O Estado-Maior das Forças Armadas Cabindesas (FAC) anunciou na segunda-feira que foi decretado um cessar-fogo unilateral, com efeito imediato, por um período de dois meses, em todo o território de Cabinda.
No comunicado refere-se que a decisão, em concordância com a direcção política da FLEC-FAC, surge após consultas internas com a direcção política da FLEC e “insere-se num desejo claro de criar um clima propício para um diálogo sério com as autoridades angolanas para pôr fim ao conflito de Cabinda”.
“A decisão da FLEC-FAC surge também na sequência da divulgação da iniciativa do partido angolano UNITA [União Nacional para a Independência Total de Angola, maior partido da oposição angolana] e da proposta que disse que irá apresentar ao parlamento angolano”, refere-se no comunicado.
Recorde-se que o fundador e primeiro presidente da UNITA, morto em combate pelo MPLA em Fevereiro de 2002, Jonas Savimbi, reconheceu em várias intervenções públicas que Cabinda nunca fez parte integrante de Angola, nem antes, nem durante, nem depois da retirada do colonizador português.
Em oposição a esta corajosa declaração de Jonas Savimbi, surge o único suporte ao qual se agarra com unhas e dentes o regime do MPLA para justificar a sua apetência expansionista sobre Cabinda: o Acordo de Alvor.
Acordo de Alvor que permitiu a (in)dependência de Angola e a anexação por esta de Cabinda, representou, segundo disse o próprio Almeida Santos, um dos signatários, apenas “um pedaço de papel” que “não valeu nada”.
Almeida Santos, tal como a restante equipa portuguesa, sabia à partida que o Acordo de Alvor só valeria se o MPLA não ficasse no Poder.
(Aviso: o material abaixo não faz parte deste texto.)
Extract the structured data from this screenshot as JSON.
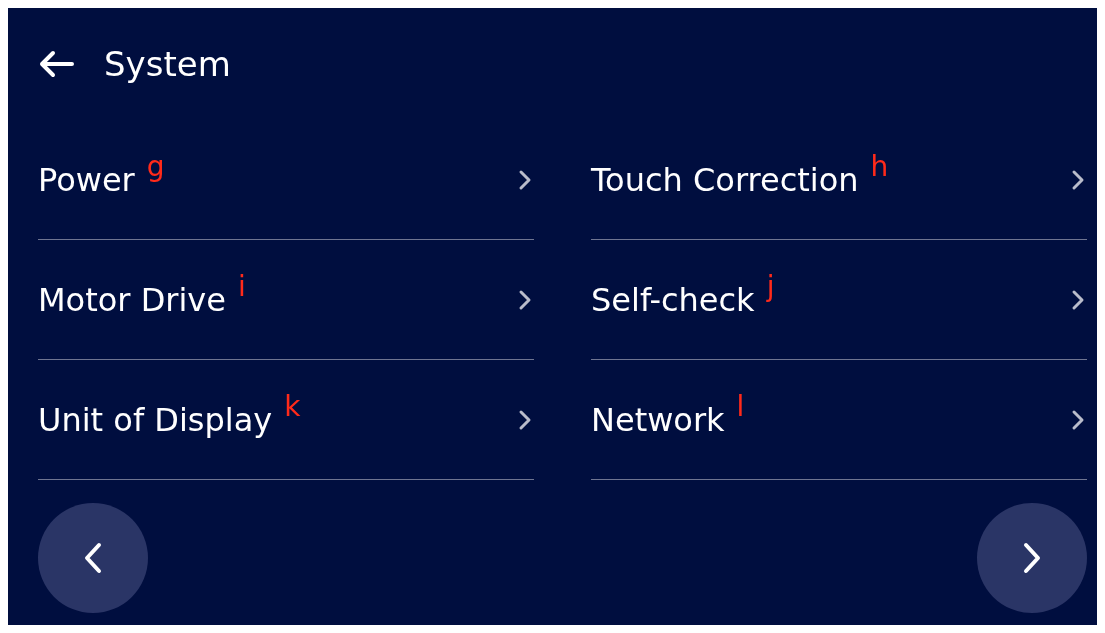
{
  "header": {
    "title": "System"
  },
  "items": [
    {
      "label": "Power",
      "mark": "g"
    },
    {
      "label": "Touch Correction",
      "mark": "h"
    },
    {
      "label": "Motor Drive",
      "mark": "i"
    },
    {
      "label": "Self-check",
      "mark": "j"
    },
    {
      "label": "Unit of Display",
      "mark": "k"
    },
    {
      "label": "Network",
      "mark": "l"
    }
  ]
}
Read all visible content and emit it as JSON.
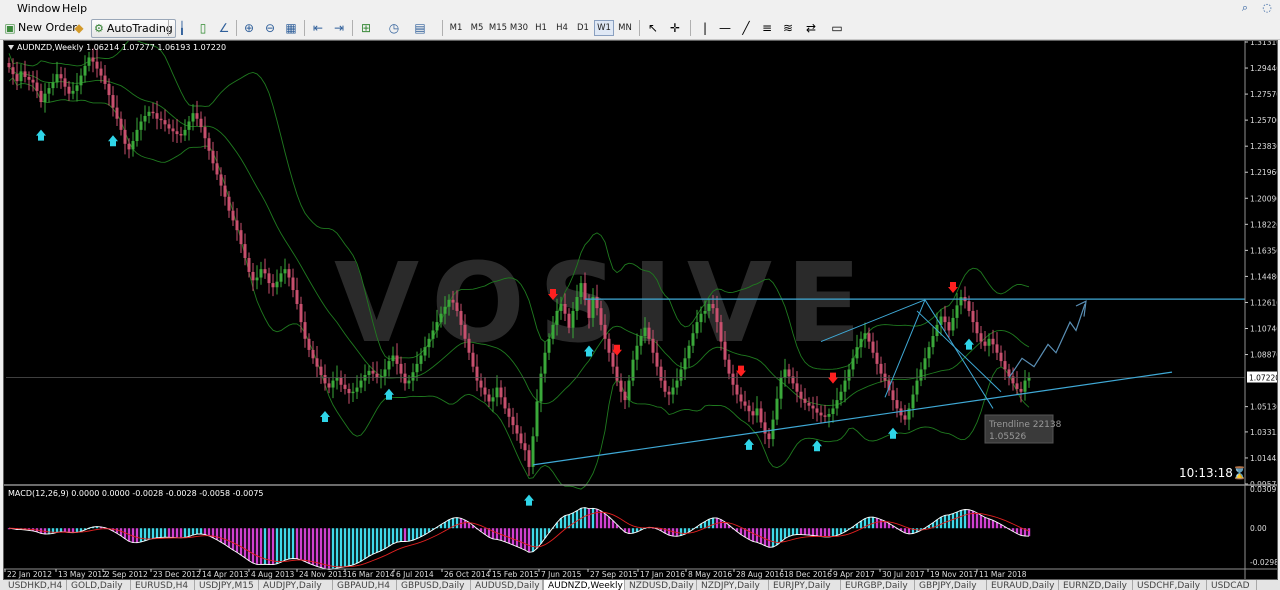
{
  "menu": {
    "items": [
      "Window",
      "Help"
    ]
  },
  "toolbar": {
    "new_order": "New Order",
    "autotrading": "AutoTrading",
    "timeframes": [
      "M1",
      "M5",
      "M15",
      "M30",
      "H1",
      "H4",
      "D1",
      "W1",
      "MN"
    ],
    "selected_timeframe": "W1"
  },
  "chart": {
    "info": "AUDNZD,Weekly  1.06214 1.07277 1.06193 1.07220",
    "watermark": "VOSIVE",
    "clock": "10:13:18",
    "trendline_label": "Trendline 22138",
    "trendline_value": "1.05526",
    "macd_info": "MACD(12,26,9) 0.0000 0.0000 -0.0028 -0.0028 -0.0058 -0.0075"
  },
  "chart_data": [
    {
      "type": "candlestick",
      "title": "AUDNZD,Weekly",
      "ylim": [
        0.99575,
        1.3131
      ],
      "y_ticks": [
        "1.31310",
        "1.29440",
        "1.27570",
        "1.25700",
        "1.23830",
        "1.21960",
        "1.20090",
        "1.18220",
        "1.16350",
        "1.14480",
        "1.12610",
        "1.10740",
        "1.08870",
        "1.07220",
        "1.05130",
        "1.03315",
        "1.01445",
        "0.99575"
      ],
      "current_price": "1.07220",
      "x_ticks": [
        "22 Jan 2012",
        "13 May 2012",
        "2 Sep 2012",
        "23 Dec 2012",
        "14 Apr 2013",
        "4 Aug 2013",
        "24 Nov 2013",
        "16 Mar 2014",
        "6 Jul 2014",
        "26 Oct 2014",
        "15 Feb 2015",
        "7 Jun 2015",
        "27 Sep 2015",
        "17 Jan 2016",
        "8 May 2016",
        "28 Aug 2016",
        "18 Dec 2016",
        "9 Apr 2017",
        "30 Jul 2017",
        "19 Nov 2017",
        "11 Mar 2018"
      ],
      "closes": [
        1.295,
        1.29,
        1.285,
        1.292,
        1.288,
        1.286,
        1.284,
        1.278,
        1.27,
        1.276,
        1.28,
        1.284,
        1.29,
        1.287,
        1.281,
        1.276,
        1.278,
        1.282,
        1.289,
        1.296,
        1.302,
        1.299,
        1.294,
        1.289,
        1.283,
        1.275,
        1.266,
        1.258,
        1.25,
        1.24,
        1.236,
        1.242,
        1.25,
        1.256,
        1.26,
        1.263,
        1.262,
        1.258,
        1.257,
        1.254,
        1.251,
        1.249,
        1.247,
        1.246,
        1.25,
        1.256,
        1.262,
        1.258,
        1.252,
        1.244,
        1.235,
        1.226,
        1.218,
        1.21,
        1.202,
        1.192,
        1.185,
        1.178,
        1.168,
        1.158,
        1.148,
        1.142,
        1.144,
        1.15,
        1.147,
        1.14,
        1.137,
        1.141,
        1.147,
        1.15,
        1.144,
        1.135,
        1.125,
        1.112,
        1.1,
        1.092,
        1.086,
        1.08,
        1.074,
        1.068,
        1.065,
        1.07,
        1.072,
        1.067,
        1.064,
        1.061,
        1.062,
        1.065,
        1.07,
        1.074,
        1.077,
        1.075,
        1.072,
        1.073,
        1.078,
        1.084,
        1.088,
        1.082,
        1.075,
        1.068,
        1.07,
        1.076,
        1.082,
        1.088,
        1.094,
        1.1,
        1.106,
        1.112,
        1.118,
        1.123,
        1.128,
        1.126,
        1.12,
        1.11,
        1.1,
        1.09,
        1.08,
        1.07,
        1.065,
        1.06,
        1.055,
        1.058,
        1.065,
        1.058,
        1.05,
        1.044,
        1.038,
        1.032,
        1.025,
        1.02,
        1.008,
        1.03,
        1.055,
        1.075,
        1.09,
        1.1,
        1.11,
        1.12,
        1.125,
        1.118,
        1.108,
        1.12,
        1.13,
        1.14,
        1.128,
        1.115,
        1.13,
        1.122,
        1.11,
        1.1,
        1.09,
        1.08,
        1.07,
        1.062,
        1.056,
        1.07,
        1.085,
        1.095,
        1.102,
        1.108,
        1.1,
        1.09,
        1.08,
        1.07,
        1.062,
        1.06,
        1.065,
        1.07,
        1.078,
        1.086,
        1.095,
        1.104,
        1.112,
        1.118,
        1.12,
        1.125,
        1.122,
        1.112,
        1.098,
        1.085,
        1.075,
        1.067,
        1.06,
        1.055,
        1.052,
        1.048,
        1.045,
        1.05,
        1.04,
        1.032,
        1.028,
        1.042,
        1.057,
        1.072,
        1.078,
        1.073,
        1.068,
        1.062,
        1.057,
        1.054,
        1.052,
        1.05,
        1.047,
        1.045,
        1.044,
        1.046,
        1.05,
        1.056,
        1.062,
        1.07,
        1.078,
        1.086,
        1.094,
        1.1,
        1.104,
        1.098,
        1.09,
        1.082,
        1.075,
        1.07,
        1.063,
        1.056,
        1.05,
        1.045,
        1.042,
        1.05,
        1.06,
        1.07,
        1.078,
        1.086,
        1.094,
        1.102,
        1.11,
        1.116,
        1.112,
        1.106,
        1.115,
        1.124,
        1.13,
        1.127,
        1.12,
        1.112,
        1.104,
        1.098,
        1.095,
        1.1,
        1.096,
        1.09,
        1.084,
        1.078,
        1.073,
        1.068,
        1.064,
        1.062,
        1.07,
        1.072
      ],
      "upper_arrows_index": [
        20,
        136,
        152,
        183,
        206,
        236
      ],
      "lower_arrows_index": [
        8,
        26,
        79,
        95,
        130,
        145,
        185,
        202,
        221,
        240
      ],
      "horizontal_line": 1.1285,
      "trendline": {
        "from_index": 131,
        "from_price": 1.0095,
        "to_index": 281,
        "to_price": 1.072
      }
    },
    {
      "type": "bar",
      "title": "MACD(12,26,9)",
      "ylim": [
        -0.0298,
        0.0309
      ],
      "y_ticks": [
        "0.0309",
        "0.00",
        "-0.0298"
      ]
    }
  ],
  "tabs": [
    "USDHKD,H4",
    "GOLD,Daily",
    "EURUSD,H4",
    "USDJPY,M15",
    "AUDJPY,Daily",
    "GBPAUD,H4",
    "GBPUSD,Daily",
    "AUDUSD,Daily",
    "AUDNZD,Weekly",
    "NZDUSD,Daily",
    "NZDJPY,Daily",
    "EURJPY,Daily",
    "EURGBP,Daily",
    "GBPJPY,Daily",
    "EURAUD,Daily",
    "EURNZD,Daily",
    "USDCHF,Daily",
    "USDCAD"
  ],
  "active_tab": "AUDNZD,Weekly",
  "colors": {
    "up": "#3aa83a",
    "down": "#c8506e",
    "band": "#1f7a1f",
    "trend": "#3fa9d6",
    "arrow_up": "#2fd5e8",
    "arrow_down": "#ff2020",
    "macd_hist": "#3fd8e8"
  }
}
Como ficou…
O dirigente socialista, que a 15 de Janeiro de 1975 era ministro da Coordenação Interterritorial e integrava a delegação portuguesa que assinou com os líderes dos três movimentos de libertação de Angola (MPLA, FNLA e UNITA) o Acordo de Alvor, no Algarve, referiu que, assim que viu o documento, soube que “aquilo não resultaria”.
“Aquilo não resultaria”, como não resultou, porque Portugal viciou as regras do jogo no sentido de dar o Poder a uma das partes, o MPLA, sem esquecer que era necessário correr à força com os portugueses de Angola e depois, como defendia Vasco Gonçalves e Rosa Coutinho, entre outros, metê-los no Campo Pequeno já que – dizia Mário Soares – eram um fardo pesado.
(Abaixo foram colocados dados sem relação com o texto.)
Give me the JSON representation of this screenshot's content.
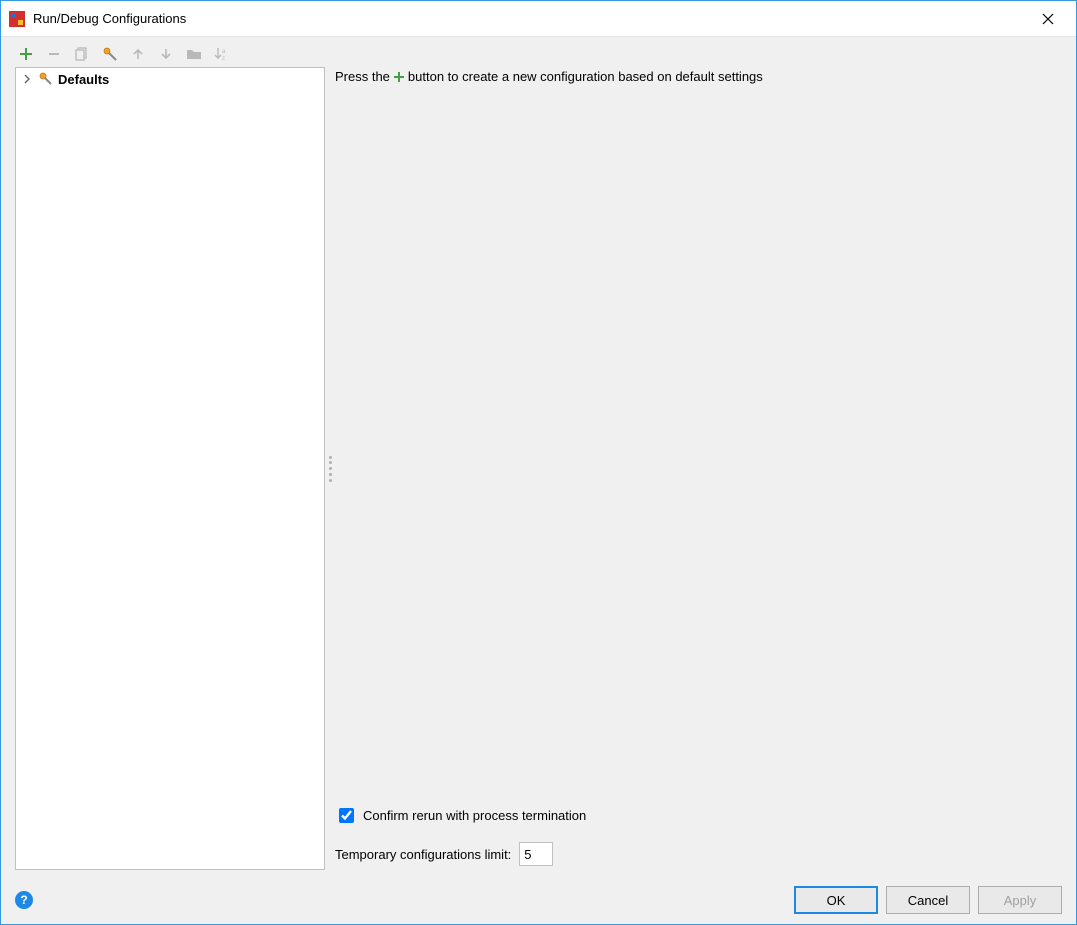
{
  "window": {
    "title": "Run/Debug Configurations"
  },
  "tree": {
    "defaults_label": "Defaults"
  },
  "hint": {
    "prefix": "Press the",
    "suffix": "button to create a new configuration based on default settings"
  },
  "options": {
    "confirm_label": "Confirm rerun with process termination",
    "confirm_checked": true,
    "limit_label": "Temporary configurations limit:",
    "limit_value": "5"
  },
  "footer": {
    "ok": "OK",
    "cancel": "Cancel",
    "apply": "Apply"
  }
}
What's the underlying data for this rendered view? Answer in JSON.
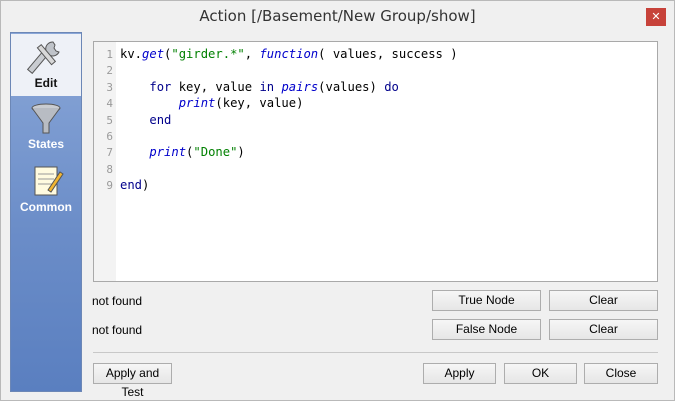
{
  "window": {
    "title": "Action [/Basement/New Group/show]",
    "close_glyph": "✕"
  },
  "sidebar": {
    "items": [
      {
        "label": "Edit",
        "icon": "wrench-icon",
        "active": true
      },
      {
        "label": "States",
        "icon": "funnel-icon",
        "active": false
      },
      {
        "label": "Common",
        "icon": "notepad-icon",
        "active": false
      }
    ]
  },
  "editor": {
    "line_numbers": [
      "1",
      "2",
      "3",
      "4",
      "5",
      "6",
      "7",
      "8",
      "9"
    ],
    "lines": [
      [
        {
          "t": "kv.",
          "c": ""
        },
        {
          "t": "get",
          "c": "fn"
        },
        {
          "t": "(",
          "c": ""
        },
        {
          "t": "\"girder.*\"",
          "c": "str"
        },
        {
          "t": ", ",
          "c": ""
        },
        {
          "t": "function",
          "c": "fn"
        },
        {
          "t": "( values, success )",
          "c": ""
        }
      ],
      [],
      [
        {
          "t": "    ",
          "c": ""
        },
        {
          "t": "for",
          "c": "kw"
        },
        {
          "t": " key, value ",
          "c": ""
        },
        {
          "t": "in",
          "c": "kw"
        },
        {
          "t": " ",
          "c": ""
        },
        {
          "t": "pairs",
          "c": "fn"
        },
        {
          "t": "(values) ",
          "c": ""
        },
        {
          "t": "do",
          "c": "kw"
        }
      ],
      [
        {
          "t": "        ",
          "c": ""
        },
        {
          "t": "print",
          "c": "fn"
        },
        {
          "t": "(key, value)",
          "c": ""
        }
      ],
      [
        {
          "t": "    ",
          "c": ""
        },
        {
          "t": "end",
          "c": "kw"
        }
      ],
      [],
      [
        {
          "t": "    ",
          "c": ""
        },
        {
          "t": "print",
          "c": "fn"
        },
        {
          "t": "(",
          "c": ""
        },
        {
          "t": "\"Done\"",
          "c": "str"
        },
        {
          "t": ")",
          "c": ""
        }
      ],
      [],
      [
        {
          "t": "end",
          "c": "kw"
        },
        {
          "t": ")",
          "c": ""
        }
      ]
    ]
  },
  "true_node": {
    "status": "not found",
    "button": "True Node",
    "clear": "Clear"
  },
  "false_node": {
    "status": "not found",
    "button": "False Node",
    "clear": "Clear"
  },
  "footer": {
    "apply_test": "Apply and Test",
    "apply": "Apply",
    "ok": "OK",
    "close": "Close"
  }
}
De facto, se o valor do Povo português se medisse pelo nível dos políticos portugueses que assinaram o Acordo de Alvor, não há dúvidas de que Portugal há muito era uma província espanhola (a Ibéria tão desejada por José Saramago).
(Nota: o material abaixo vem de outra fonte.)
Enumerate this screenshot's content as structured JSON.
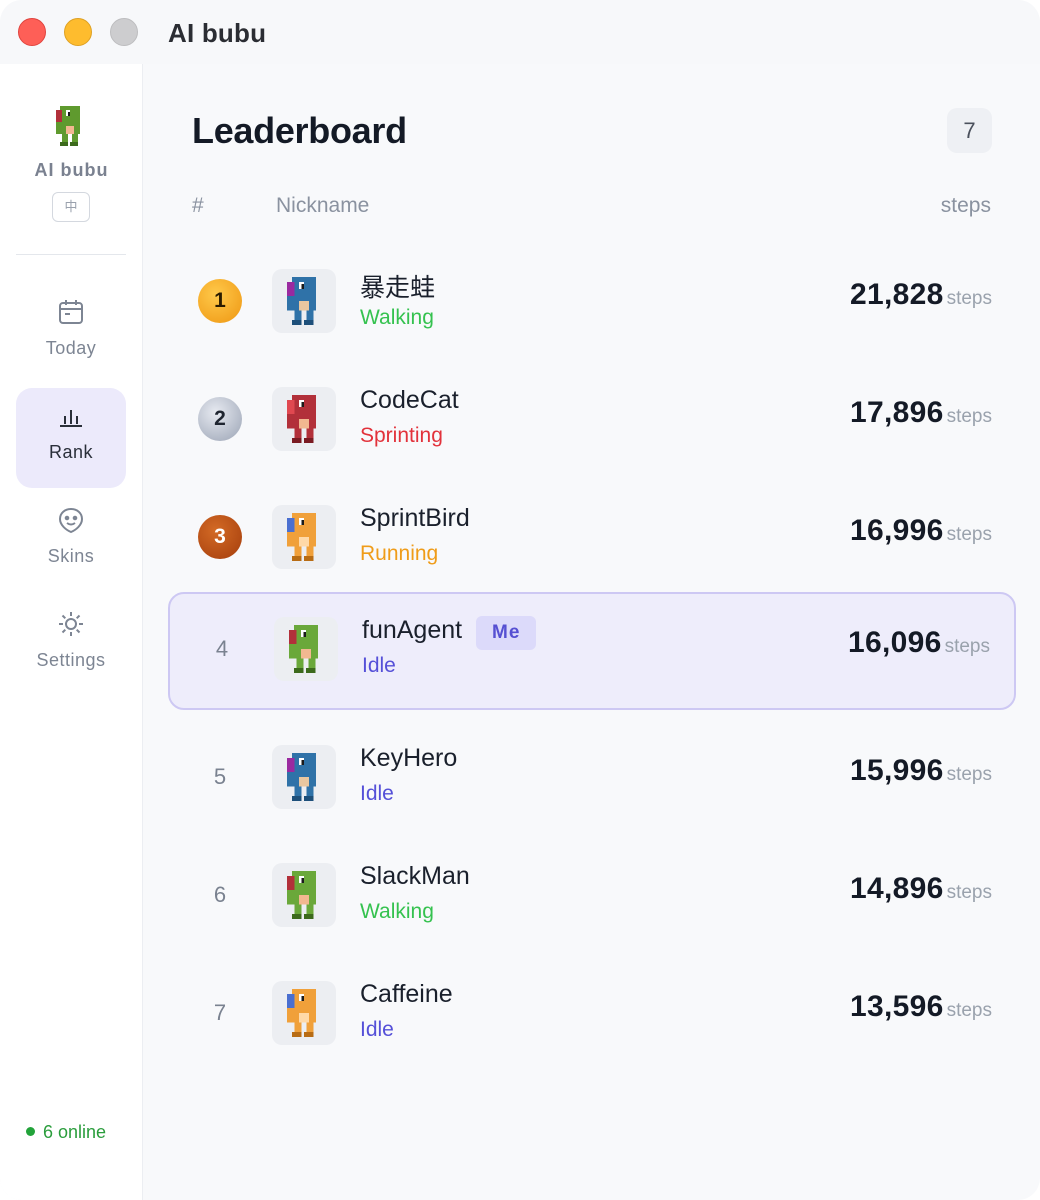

“Do Acordo de Alvor sou apenas um escriba, não sou mais do que isso”, dizia Almeida Santos (que foi não só Ministro da Coordenação Territorial em quatro governos provisórios, como ministro da Comunicação Social, da Justiça, de Estado, candidato a primeiro-ministro e presidente da Assembleia da República), mentindo mais uma vez ao dizer que Portugal não teve outra alternativa, a não ser assinar por baixo.
Se o Acordo de Alvor não serviu para nada, importa ter a mesma coerência no sentido de também o considerar inválido no que respeita à anexação de Cabinda por Angola.
Na véspera da proclamação das independências de Angola (em 11 de Novembro de 1975, uma em Luanda pelo MPLA e outra no Huambo pela UNITA e FNLA), tanto o primeiro-ministro como o presidente da República de Portugal reconheceram que não tinham capacidade para controlar a situação, devendo esta constatação também contribuir para a anulação do Acordo de Alvor.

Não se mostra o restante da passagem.